Climate reality

To the editor:

The June 12 edition of the Journal-World contained reporting of a record-setting tornado season in the Midwest, record flooding in Cedar Rapids and a drought declaration for western Kansas, a condition extending across the West and responsible for a record number of wilderness fires in that area. This correlates with record atmospheric CO2 levels and record high temperatures for most of the past decade.

Perhaps it is just a coincidence that these violent extremes of weather are exactly what were predicted by climatologists’ computer models a decade ago as a likely outcome of human-caused global warming.

In the same newspaper, the Kansas Chamber of Commerce expressed outrage that the refusal of our governor to allow the dumping of an additional 11 million tons of CO2 per year into our already overcharged atmosphere might damage the “business climate” of our state. On June 14, the Saturday Column endorsed that position.
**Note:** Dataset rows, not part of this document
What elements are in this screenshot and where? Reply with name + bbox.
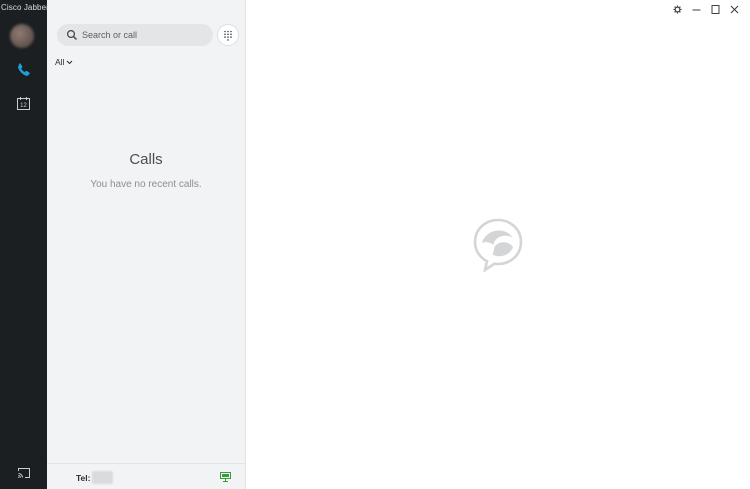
- footer: Tel:: [47, 463, 245, 489]
- main-content: [246, 0, 750, 489]
- tel-label: Tel:: [76, 473, 91, 483]
- calls-panel: All Calls You have no recent calls. Tel:: [47, 0, 246, 489]
- search-input[interactable]: [82, 30, 202, 40]
- close-button[interactable]: [725, 3, 744, 15]
- calls-filter-dropdown[interactable]: All: [55, 57, 73, 67]
- maximize-button[interactable]: [706, 3, 725, 15]
- phone-icon: [17, 63, 30, 76]
- cast-screen-icon: [17, 468, 30, 478]
- rail-item-calls[interactable]: [0, 56, 47, 84]
- avatar[interactable]: [10, 24, 34, 48]
- chevron-down-icon: [67, 60, 73, 64]
- app-title: Cisco Jabber: [1, 3, 49, 12]
- search-icon: [66, 29, 77, 40]
- search-bar: [57, 24, 213, 46]
- minimize-icon: [692, 9, 701, 10]
- navigation-rail: Cisco Jabber 12: [0, 0, 49, 489]
- tel-number-redacted: [92, 471, 113, 484]
- minimize-button[interactable]: [687, 3, 706, 15]
- window-controls: [668, 3, 744, 15]
- gear-icon: [673, 4, 682, 14]
- settings-button[interactable]: [668, 3, 687, 15]
- calendar-icon: 12: [17, 96, 30, 110]
- dialpad-icon: [224, 30, 232, 41]
- calendar-day: 12: [20, 103, 27, 109]
- jabber-logo-icon: [473, 218, 523, 272]
- filter-label: All: [55, 57, 65, 67]
- close-icon: [730, 5, 739, 13]
- rail-item-meetings[interactable]: 12: [0, 89, 47, 117]
- desk-phone-device-icon[interactable]: [220, 472, 231, 482]
- maximize-icon: [711, 4, 720, 14]
- empty-calls-message: You have no recent calls.: [90, 179, 202, 190]
- share-screen-button[interactable]: [0, 459, 47, 487]
- calls-title: Calls: [129, 151, 163, 168]
- dialpad-button[interactable]: [217, 24, 239, 46]
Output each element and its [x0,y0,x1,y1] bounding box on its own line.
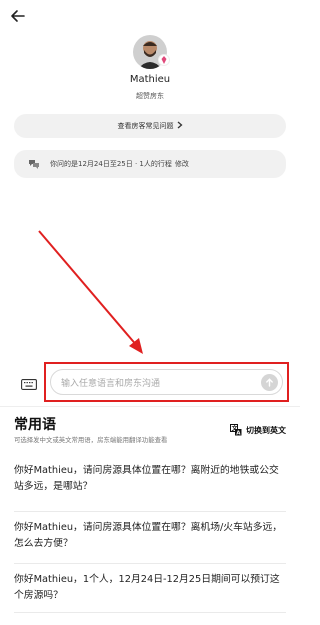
host-name: Mathieu [129,74,171,85]
chat-bubbles-icon [28,159,40,169]
inquiry-notice: 你问的是12月24日至25日 · 1人的行程 修改 [14,150,286,178]
host-badge: 超赞房东 [136,92,164,100]
keyboard-icon[interactable] [21,375,37,390]
section-divider [0,406,300,407]
send-button[interactable] [261,374,278,391]
superhost-badge-icon [158,54,170,66]
common-phrases-subtitle: 可选择发中文或英文常用语，房东端能用翻译功能查看 [14,436,168,444]
message-input[interactable]: 输入任意语言和房东沟通 [50,369,283,395]
phrase-item[interactable]: 你好Mathieu，请问房源具体位置在哪？离附近的地铁或公交站多远，是哪站？ [14,463,286,495]
svg-text:A: A [236,431,241,436]
inquiry-text: 你问的是12月24日至25日 · 1人的行程 [50,160,172,168]
translate-icon: 文 A [230,424,242,436]
phrase-item[interactable]: 你好Mathieu，请问房源具体位置在哪？离机场/火车站多远，怎么去方便？ [14,520,286,552]
back-arrow-icon[interactable] [8,6,28,26]
faq-button-label: 查看房客常见问题 [117,122,174,130]
message-input-placeholder: 输入任意语言和房东沟通 [61,378,161,389]
switch-to-english-button[interactable]: 文 A 切换到英文 [230,424,286,436]
edit-trip-link[interactable]: 修改 [175,159,189,169]
phrase-separator [14,563,286,564]
common-phrases-title: 常用语 [14,417,56,433]
chevron-right-icon [177,121,183,131]
switch-language-label: 切换到英文 [246,425,286,435]
input-highlight-frame: 输入任意语言和房东沟通 [44,362,289,402]
guest-faq-button[interactable]: 查看房客常见问题 [14,114,286,138]
phrase-item[interactable]: 你好Mathieu，1个人，12月24日-12月25日期间可以预订这个房源吗？ [14,572,286,604]
phrase-separator [14,511,286,512]
arrow-up-icon [266,378,273,387]
phrase-separator [14,612,286,613]
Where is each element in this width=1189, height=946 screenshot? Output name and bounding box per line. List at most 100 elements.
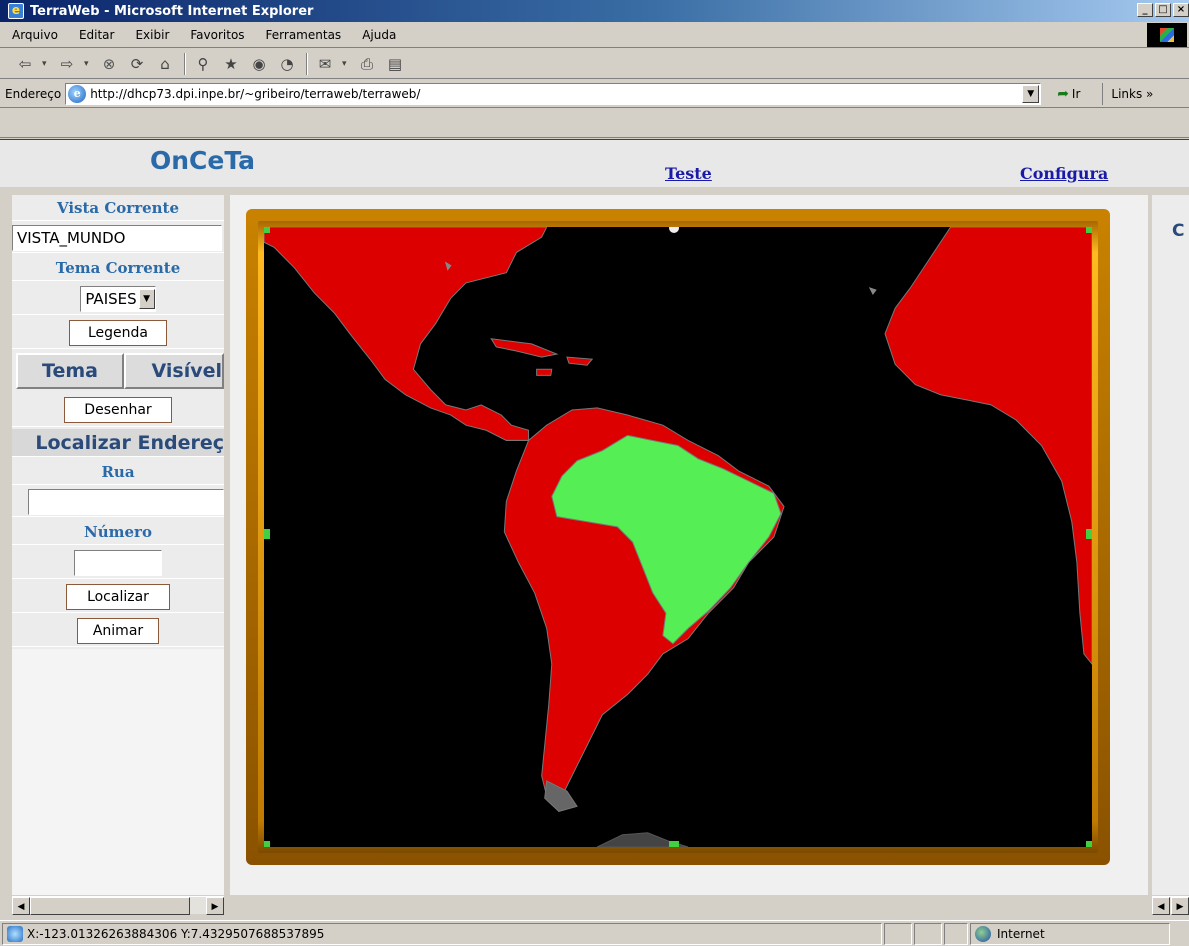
map-islands: [444, 261, 877, 296]
map-north-america: [264, 227, 548, 441]
go-arrow-icon: ➦: [1057, 85, 1069, 102]
status-main: X:-123.01326263884306 Y:7.43295076885378…: [2, 922, 882, 945]
print-icon[interactable]: ⎙: [356, 53, 378, 75]
rua-label: Rua: [101, 462, 135, 481]
toolbar-separator: [306, 52, 308, 75]
status-cell: [884, 922, 912, 945]
map-canvas[interactable]: [264, 227, 1092, 847]
menu-editar[interactable]: Editar: [67, 28, 124, 42]
scroll-right-icon[interactable]: ▶: [1171, 897, 1189, 915]
right-panel-scrollbar[interactable]: ◀ ▶: [1152, 896, 1189, 915]
menu-arquivo[interactable]: Arquivo: [0, 28, 67, 42]
scroll-left-icon[interactable]: ◀: [1152, 897, 1170, 915]
resize-handle-bl[interactable]: [264, 841, 270, 847]
stop-icon[interactable]: ⊗: [98, 53, 120, 75]
localizar-button[interactable]: Localizar: [66, 583, 170, 610]
tema-select[interactable]: PAISES ▼: [80, 285, 156, 312]
forward-dropdown-icon[interactable]: ▾: [84, 58, 92, 69]
mail-dropdown-icon[interactable]: ▾: [342, 58, 350, 69]
page-status-icon: [7, 925, 23, 942]
tab-visivel[interactable]: Visível: [124, 353, 224, 389]
back-dropdown-icon[interactable]: ▾: [42, 58, 50, 69]
vista-corrente-label: Vista Corrente: [56, 198, 180, 217]
menu-ferramentas[interactable]: Ferramentas: [254, 28, 351, 42]
go-label: Ir: [1071, 86, 1081, 101]
map-frame-inner: [258, 221, 1098, 853]
left-panel: Vista Corrente VISTA_MUNDO Tema Corrente…: [12, 195, 224, 895]
address-url: http://dhcp73.dpi.inpe.br/~gribeiro/terr…: [90, 86, 421, 101]
tab-tema[interactable]: Tema: [16, 353, 124, 389]
media-icon[interactable]: ◉: [248, 53, 270, 75]
resize-handle-br[interactable]: [1086, 841, 1092, 847]
history-icon[interactable]: ◔: [276, 53, 298, 75]
menu-favoritos[interactable]: Favoritos: [178, 28, 253, 42]
map-caribbean: [490, 338, 594, 376]
address-label: Endereço: [5, 86, 62, 101]
status-cell: [944, 922, 968, 945]
resize-handle-tl[interactable]: [264, 227, 270, 233]
address-dropdown-icon[interactable]: ▼: [1022, 84, 1040, 103]
legenda-button[interactable]: Legenda: [69, 319, 167, 346]
favorites-icon[interactable]: ★: [220, 53, 242, 75]
window-titlebar: e TerraWeb - Microsoft Internet Explorer…: [0, 0, 1189, 22]
search-icon[interactable]: ⚲: [192, 53, 214, 75]
maximize-button[interactable]: □: [1155, 3, 1171, 17]
link-teste[interactable]: Teste: [665, 164, 712, 183]
world-map-svg[interactable]: [264, 227, 1092, 847]
windows-logo-icon: [1147, 23, 1187, 47]
edit-icon[interactable]: ▤: [384, 53, 406, 75]
toolbar-separator: [184, 52, 186, 75]
tema-select-value: PAISES: [85, 289, 137, 308]
numero-input[interactable]: [74, 549, 162, 576]
status-coordinates: X:-123.01326263884306 Y:7.43295076885378…: [27, 926, 325, 941]
map-frame: [246, 209, 1110, 865]
address-input[interactable]: e http://dhcp73.dpi.inpe.br/~gribeiro/te…: [65, 82, 1042, 105]
mail-icon[interactable]: ✉: [314, 53, 336, 75]
standard-toolbar: ⇦ ▾ ⇨ ▾ ⊗ ⟳ ⌂ ⚲ ★ ◉ ◔ ✉ ▾ ⎙ ▤: [0, 49, 1189, 79]
header-frame: OnCeTa Teste Configura: [0, 140, 1189, 190]
resize-handle-left[interactable]: [264, 529, 270, 539]
address-bar: Endereço e http://dhcp73.dpi.inpe.br/~gr…: [0, 80, 1189, 108]
left-panel-filler: [12, 649, 224, 895]
brand-title: OnCeTa: [150, 146, 256, 175]
status-bar: X:-123.01326263884306 Y:7.43295076885378…: [0, 920, 1189, 946]
tema-corrente-label: Tema Corrente: [55, 258, 181, 277]
page-icon: e: [68, 84, 87, 103]
globe-icon: [975, 925, 991, 942]
scroll-left-icon[interactable]: ◀: [12, 897, 30, 915]
menu-bar: Arquivo Editar Exibir Favoritos Ferramen…: [0, 22, 1189, 48]
localizar-endereco-header: Localizar Endereç: [35, 431, 224, 454]
refresh-icon[interactable]: ⟳: [126, 53, 148, 75]
ie-app-icon: e: [8, 3, 24, 19]
map-panel: [230, 195, 1148, 895]
link-configura[interactable]: Configura: [1020, 164, 1108, 183]
scrollbar-thumb[interactable]: [30, 897, 190, 915]
security-zone-label: Internet: [997, 926, 1045, 941]
home-icon[interactable]: ⌂: [154, 53, 176, 75]
status-cell: [914, 922, 942, 945]
security-zone: Internet: [970, 922, 1170, 945]
go-button[interactable]: ➦ Ir: [1057, 86, 1080, 102]
animar-button[interactable]: Animar: [77, 617, 159, 644]
vista-corrente-field[interactable]: VISTA_MUNDO: [12, 224, 222, 251]
resize-handle-right[interactable]: [1086, 529, 1092, 539]
back-icon[interactable]: ⇦: [14, 53, 36, 75]
menu-ajuda[interactable]: Ajuda: [350, 28, 405, 42]
left-panel-scrollbar[interactable]: ◀ ▶: [12, 896, 224, 915]
chevron-down-icon[interactable]: ▼: [138, 288, 155, 309]
desenhar-button[interactable]: Desenhar: [64, 396, 172, 423]
scroll-right-icon[interactable]: ▶: [206, 897, 224, 915]
links-toolbar[interactable]: Links »: [1102, 82, 1153, 105]
rua-input[interactable]: [28, 488, 224, 515]
window-controls: _ □ ×: [1137, 3, 1189, 17]
menu-exibir[interactable]: Exibir: [123, 28, 178, 42]
numero-label: Número: [84, 522, 152, 541]
resize-handle-bottom[interactable]: [669, 841, 679, 847]
close-button[interactable]: ×: [1173, 3, 1189, 17]
map-africa: [884, 227, 1092, 665]
right-panel: C: [1152, 195, 1189, 895]
resize-handle-tr[interactable]: [1086, 227, 1092, 233]
minimize-button[interactable]: _: [1137, 3, 1153, 17]
window-title: TerraWeb - Microsoft Internet Explorer: [30, 3, 314, 19]
forward-icon[interactable]: ⇨: [56, 53, 78, 75]
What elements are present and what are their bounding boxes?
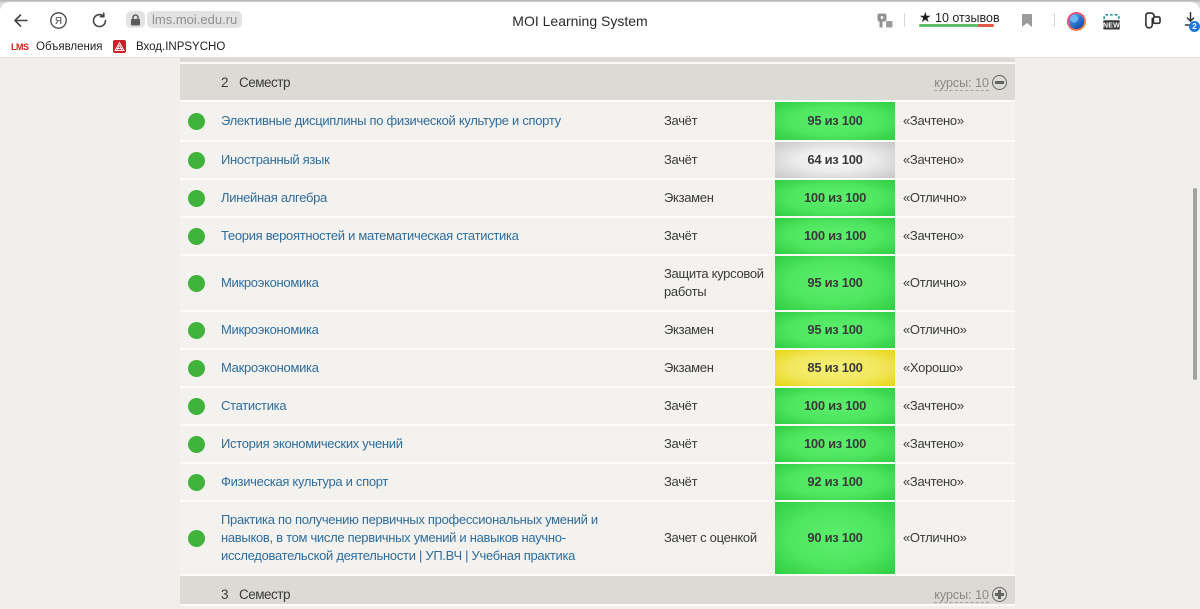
svg-text:NEW: NEW [1103,22,1120,29]
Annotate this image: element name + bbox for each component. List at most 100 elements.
Wake up and smell the coffee! And while you’re at it, ask the chambers of Cedar Rapids, Greensburg and New Orleans how business is doing in their cities. How good will business be in western Kansas when the Ogallala aquifer, which is being drained 100 times faster than it is being replenished, finally runs out, turning that region into a desert?

We simply cannot continue to overheat and abuse the planet without paying a price, even if it is “bad for business,” and the price our grandchildren will have to pay may be more than they can endure.